Das Buch lässt sich gewohnt angenehm lesen, denn der Autorin versteht es ganz wunderbar die Atmosphäre im verschneiten Fallbäcke heraufzubeschwören, dabei verzichtet sie auf detaillierte Beschreibungen von grausigen Details, was der Spannung jedoch nicht schadet.
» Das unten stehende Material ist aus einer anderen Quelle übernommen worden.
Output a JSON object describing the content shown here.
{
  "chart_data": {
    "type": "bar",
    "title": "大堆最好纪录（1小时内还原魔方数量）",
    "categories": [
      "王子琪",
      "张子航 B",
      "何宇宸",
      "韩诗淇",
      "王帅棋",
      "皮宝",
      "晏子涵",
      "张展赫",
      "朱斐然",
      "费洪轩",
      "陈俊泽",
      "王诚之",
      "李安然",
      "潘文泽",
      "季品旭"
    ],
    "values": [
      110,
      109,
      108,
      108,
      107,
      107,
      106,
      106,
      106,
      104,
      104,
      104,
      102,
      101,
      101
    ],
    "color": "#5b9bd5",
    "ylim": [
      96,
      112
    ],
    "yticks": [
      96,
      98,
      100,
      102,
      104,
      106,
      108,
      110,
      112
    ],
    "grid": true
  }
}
Sie nimmt sich die Zeit, diese Geschichte in Ruhe zu erzählen und gibt ihren Personen Raum um sich zu entwickeln. Deshalb ging es mir anfangs zu langsam voran, doch dann habe ich das Buch regelrecht verschlungen.
Mellberg, den Leiter der Polizeistelle, fand ich etwas überzeichnet. Das ging sogar so weit, dass ich richtig froh war, wenn seine Szenen vorüber waren. Der Kerl ist einfach widerlich. Vielleicht hat die Autorin ihn auch bewusst so extrem dargestellt, damit der Leser die Gefühle seiner Untergebenen regelrecht mitfühlen kann, was ihr bei mir auf jeden Fall gelungen ist.

Nicht immer steht der Mord im Vordergrund, sondern auch die ermittelnden Personen, zu denen ich auch Erica zähle. Nach und nach entfaltet sich das ganze Ausmaß einer Tragödie, die weit in der Vergangenheit ihre Wurzeln hat. Leider waren manche Dinge für mich vorhersehbar, wie z.B. das Geheimnis um Alexandras Schwester. Doch mit einigen anderen Wendungen hat mich die Autorin dann wieder überrascht.
Alles in allem habe ich das Buch sehr gerne gelesen und freue mich schon auf die Fortsetzung.
Fazit: Ein atmosphärischer Krimi aus dem hohen Norden, der ohne viel Action auskommt.